For almost all of the last twelve years -- I don't think I've missed one since I moved to Arkansas -- I've been coming to Dallas on this weekend. It's the annual meeting of the Southwest Commission on Religious Studies, an umbrella organization that organizes a conference for the members of the American Academy of Religion, the Society of Biblical Literature, the American Schools of Oriental Research, and the Association for the Scientific Study of Religion in Texas and surrounding states.
Soon after I started attending, some of the organizers asked me to take leadership roles. I started as a chair of one of the program sessions, then served on the executive committee for the AAR's local branch, then agreed to become the AAR coordinator for the region. The six years of that job are almost up; next year will be my last in that position.
When I come to this meeting, I have a lot of jobs to do.

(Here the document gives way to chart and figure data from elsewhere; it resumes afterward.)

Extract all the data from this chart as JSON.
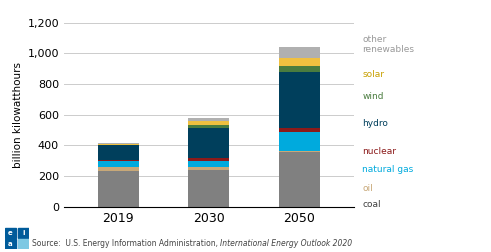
{
  "years": [
    "2019",
    "2030",
    "2050"
  ],
  "series": {
    "coal": {
      "values": [
        230,
        240,
        355
      ],
      "color": "#808080"
    },
    "oil": {
      "values": [
        30,
        20,
        5
      ],
      "color": "#c8a878"
    },
    "natural gas": {
      "values": [
        35,
        40,
        130
      ],
      "color": "#00aadd"
    },
    "nuclear": {
      "values": [
        10,
        15,
        20
      ],
      "color": "#8b1a1a"
    },
    "hydro": {
      "values": [
        95,
        200,
        370
      ],
      "color": "#003f5c"
    },
    "wind": {
      "values": [
        5,
        20,
        35
      ],
      "color": "#4a7c3f"
    },
    "solar": {
      "values": [
        5,
        25,
        55
      ],
      "color": "#f0c040"
    },
    "other\nrenewables": {
      "values": [
        5,
        20,
        70
      ],
      "color": "#b0b0b0"
    }
  },
  "ylabel": "billion kilowatthours",
  "ylim": [
    0,
    1200
  ],
  "yticks": [
    0,
    200,
    400,
    600,
    800,
    1000,
    1200
  ],
  "ytick_labels": [
    "0",
    "200",
    "400",
    "600",
    "800",
    "1,000",
    "1,200"
  ],
  "source_text": "Source:  U.S. Energy Information Administration, International Energy Outlook 2020",
  "legend_labels": [
    "other\nrenewables",
    "solar",
    "wind",
    "hydro",
    "nuclear",
    "natural gas",
    "oil",
    "coal"
  ],
  "legend_colors_text": {
    "other\nrenewables": "#999999",
    "solar": "#c8a000",
    "wind": "#4a7c3f",
    "hydro": "#003f5c",
    "nuclear": "#8b1a1a",
    "natural gas": "#00aadd",
    "oil": "#c8a878",
    "coal": "#404040"
  },
  "bar_width": 0.45
}
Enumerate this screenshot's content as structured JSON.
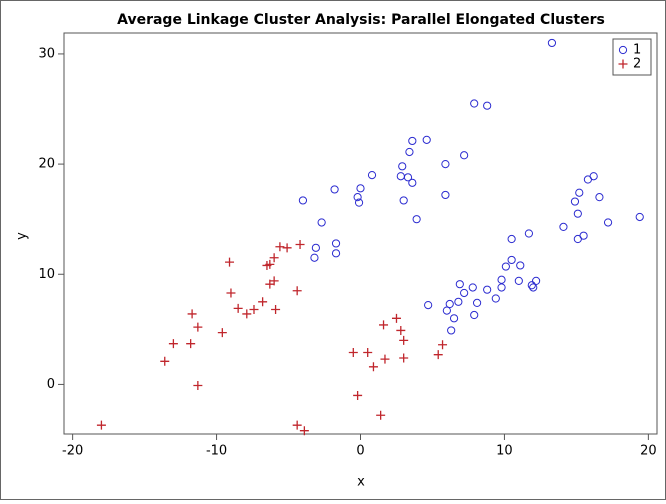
{
  "chart_data": {
    "type": "scatter",
    "title": "Average Linkage Cluster Analysis: Parallel Elongated Clusters",
    "x_label": "x",
    "y_label": "y",
    "xlim": [
      -20.6,
      20.6
    ],
    "xticks": [
      -20,
      -10,
      0,
      10,
      20
    ],
    "ylim": [
      -4.5,
      31.9
    ],
    "yticks": [
      0,
      10,
      20,
      30
    ],
    "legend": "top-right",
    "series": [
      {
        "name": "1",
        "color": "#2b2bd0",
        "marker": "circle",
        "x": [
          13.3,
          7.9,
          8.8,
          3.6,
          4.6,
          3.4,
          7.2,
          5.9,
          0.8,
          -1.8,
          2.9,
          2.8,
          3.3,
          3.6,
          5.9,
          0.0,
          -0.2,
          -0.1,
          3.0,
          -4.0,
          3.9,
          -2.7,
          -1.7,
          -3.1,
          -1.7,
          -3.2,
          19.4,
          17.2,
          16.6,
          16.2,
          15.8,
          15.2,
          14.9,
          15.1,
          14.1,
          15.5,
          15.1,
          11.7,
          10.5,
          10.5,
          10.1,
          11.1,
          9.8,
          12.2,
          11.9,
          11.0,
          12.0,
          8.8,
          9.8,
          7.8,
          7.2,
          6.9,
          8.1,
          9.4,
          6.8,
          6.2,
          4.7,
          6.0,
          7.9,
          6.5,
          6.3
        ],
        "y": [
          31.0,
          25.5,
          25.3,
          22.1,
          22.2,
          21.1,
          20.8,
          20.0,
          19.0,
          17.7,
          19.8,
          18.9,
          18.8,
          18.3,
          17.2,
          17.8,
          17.0,
          16.5,
          16.7,
          16.7,
          15.0,
          14.7,
          12.8,
          12.4,
          11.9,
          11.5,
          15.2,
          14.7,
          17.0,
          18.9,
          18.6,
          17.4,
          16.6,
          15.5,
          14.3,
          13.5,
          13.2,
          13.7,
          13.2,
          11.3,
          10.7,
          10.8,
          9.5,
          9.4,
          9.0,
          9.4,
          8.8,
          8.6,
          8.8,
          8.8,
          8.3,
          9.1,
          7.4,
          7.8,
          7.5,
          7.3,
          7.2,
          6.7,
          6.3,
          6.0,
          4.9
        ]
      },
      {
        "name": "2",
        "color": "#c0262c",
        "marker": "plus",
        "x": [
          -18.0,
          -13.6,
          -13.0,
          -11.8,
          -11.7,
          -11.3,
          -11.3,
          -9.6,
          -9.1,
          -9.0,
          -8.5,
          -7.9,
          -7.4,
          -6.8,
          -6.5,
          -6.3,
          -6.3,
          -6.0,
          -6.0,
          -5.9,
          -5.6,
          -5.1,
          -4.4,
          -4.2,
          -4.4,
          -3.9,
          -0.5,
          -0.2,
          0.5,
          0.9,
          1.4,
          1.6,
          1.7,
          2.5,
          2.8,
          3.0,
          3.0,
          5.4,
          5.7
        ],
        "y": [
          -3.7,
          2.1,
          3.7,
          3.7,
          6.4,
          5.2,
          -0.1,
          4.7,
          11.1,
          8.3,
          6.9,
          6.4,
          6.8,
          7.5,
          10.8,
          10.9,
          9.1,
          11.5,
          9.4,
          6.8,
          12.5,
          12.4,
          8.5,
          12.7,
          -3.7,
          -4.2,
          2.9,
          -1.0,
          2.9,
          1.6,
          -2.8,
          5.4,
          2.3,
          6.0,
          4.9,
          4.0,
          2.4,
          2.7,
          3.6
        ]
      }
    ]
  }
}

Make decisions as a director of the Commission. Liaise between the AAR portion of the meeting and the meeting planner. Drum up attendance for the plenary. Give most of the reports at the AAR region's annual business meeting. And almost always, give a paper, moderate a session, sit on a panel.
This same weekend, my dad is going to a meeting that he's been attending for years. He's a member of the Kairos team that goes into a prison and spends three days with a group of inmates. The meeting involves months of preparation, like mine. It's packed with activities and a tight schedule, like mine. My dad has several leadership roles to enact, like I do. And there's a connection, too, with the premise of the meeting being religious. Mine is about the study of religion in an academic setting, and his is about practicing one religion's mandate to visit those in prison.
I'm sure readers will have their own opinion about which one is more in sync with their values and more salutary for society. As for me, well, we do good work here at the Southwest Commission on Religious Studies, but it's certainly neither as risky nor as courageous as the work of Kairos. I dare say that while our meeting may reach more people to advance their understanding in ways that improve their teaching of thousands of students, those people reached are already committed to that path, and so the advance is not revolutionary for most or all.
I dare say that the 40 inmates this Kairos weekend will reach are much more in need, and the effect on those men of being listened to and loved is potentially enormous, life-changing. College professors are used to being listened to. We have high social status. We are respected. The opposite is true, in all cases, for men in prison.
You might want to read about my dad's experience this weekend in his blog: http://walkinganewpath.blogspot.com. I am always humbled by what he relates. He may be the most self-critical blogger I read among the hundreds of feeds I follow. While serving others and seeking truth, he's always questioning his own motives and actions -- sometimes to a fault. I need to have more of that in my life, though. My confidence and ambition frequently lead me to believe that I'm a much better, more worthy person than anyone has a right to think themselves.
My dad has always been my role model. These days we often start from different premises in terms of our political and religious stances. The measure of our sincerity and effort surely is that sometimes we end up in the same place.
Those who are with Dad on his Kairos weekend don't have the same doctrine or politics as he does, either. Kairos is interdenominational, and folks participate from the liberal mainline churches, the nondenominational fellowships, the evangelicals and fundamentalists. When they read the Bible, some are reading God's dictation while others are reading human efforts to bear witness. But all are convinced that following the example of Jesus and Paul to pay special attention to society's outcasts is a good idea, good enough to take lots of time and effort and risk to undertake.
I'm convinced of it, too, and convicted. Here I am doing the work given me to do, and I'll do it with all my might, and I know it will make a difference and be appreciated. But how thankful I am that those rockier fields have found their laborers, too, and that I have some insight into their efforts through my dad.